At thirty-four, Jack’s courageous spirit led him to execute a daring mission for the British government in 1940 in Paris. Under the noses of the advancing Germans he snatched top French scientists, millions of pounds worth of diamonds, armaments, heavy water (the only kind in the world), and secret documents. His trip back to England from Bordeaux was fraught with danger in mine and submarine infested waters. His mission remained Top Secret throughout the war years and beyond, even to his closest family. His adventure in Paris earned him the nickname of ‘Mad Jack’.

His next chosen mission was again of prime importance and extremely dangerous, a secret more closely guarded than radar. He began working in bomb disposal in close proximity with his secretary Beryl, and Fred his chauffeur and became widely known as ‘The Holy Trinity’. Whenever an unexploded bomb was reported, it was quickly brought to the Earl’s attention, especially if it was tricky. Thirty four bombs were successfully defuzed by The Holy Trinity and their loyal team of Royal Engineers. His experiments led to the development of a cutting tool used to remove the Zus 40 anti-withdrawal device that plagued bomb disposal officers during the 1940s and beyond. The thirty-fifth bomb blew them up. Jack had just turned thirty-five.

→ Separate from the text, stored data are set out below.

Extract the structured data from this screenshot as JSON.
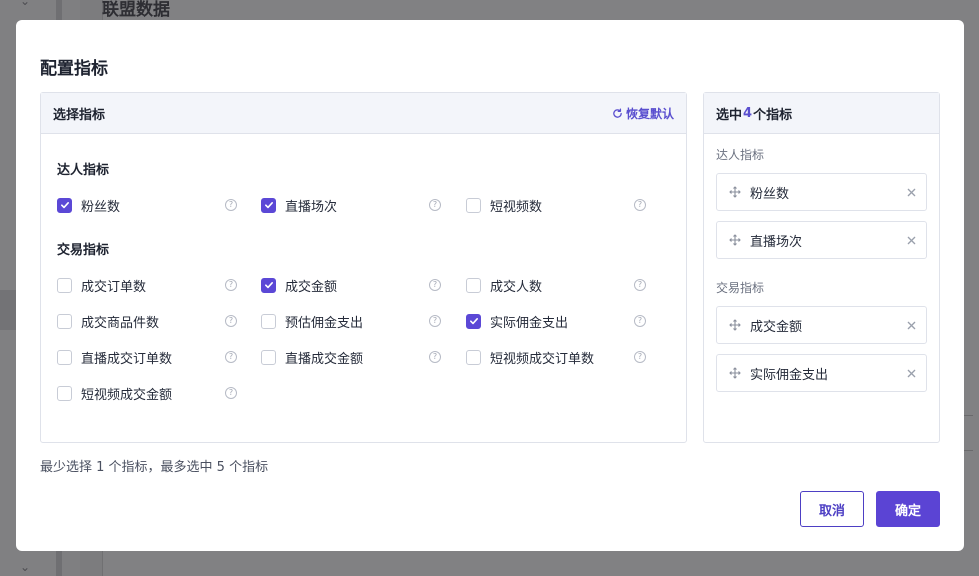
{
  "background": {
    "page_title": "联盟数据"
  },
  "modal": {
    "title": "配置指标",
    "left_panel": {
      "header": "选择指标",
      "reset_label": "恢复默认",
      "groups": [
        {
          "title": "达人指标",
          "options": [
            {
              "label": "粉丝数",
              "checked": true
            },
            {
              "label": "直播场次",
              "checked": true
            },
            {
              "label": "短视频数",
              "checked": false
            }
          ]
        },
        {
          "title": "交易指标",
          "options": [
            {
              "label": "成交订单数",
              "checked": false
            },
            {
              "label": "成交金额",
              "checked": true
            },
            {
              "label": "成交人数",
              "checked": false
            },
            {
              "label": "成交商品件数",
              "checked": false
            },
            {
              "label": "预估佣金支出",
              "checked": false
            },
            {
              "label": "实际佣金支出",
              "checked": true
            },
            {
              "label": "直播成交订单数",
              "checked": false
            },
            {
              "label": "直播成交金额",
              "checked": false
            },
            {
              "label": "短视频成交订单数",
              "checked": false
            },
            {
              "label": "短视频成交金额",
              "checked": false
            }
          ]
        }
      ]
    },
    "hint": "最少选择 1 个指标，最多选中 5 个指标",
    "right_panel": {
      "header_prefix": "选中",
      "count": "4",
      "header_suffix": "个指标",
      "groups": [
        {
          "title": "达人指标",
          "items": [
            "粉丝数",
            "直播场次"
          ]
        },
        {
          "title": "交易指标",
          "items": [
            "成交金额",
            "实际佣金支出"
          ]
        }
      ]
    },
    "buttons": {
      "cancel": "取消",
      "confirm": "确定"
    },
    "colors": {
      "accent": "#5b44d4",
      "panel_header_bg": "#f3f5fa"
    }
  }
}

He was often heard to say: “You can’t play puss-puss with a bomb. You’ve got to be tough with it; otherwise the devil will trick you.”

The Holy Trinity were the only World War II civilian casualties working in Bomb Disposal. King George VI in 1941 awarded the 20th Earl the George Cross for his work for his country. Beryl and Fred received Commendations for Brave Conduct.

John Masefield, the Poet Laureate, wrote of Jack: “…The beauty of a splendid man abides."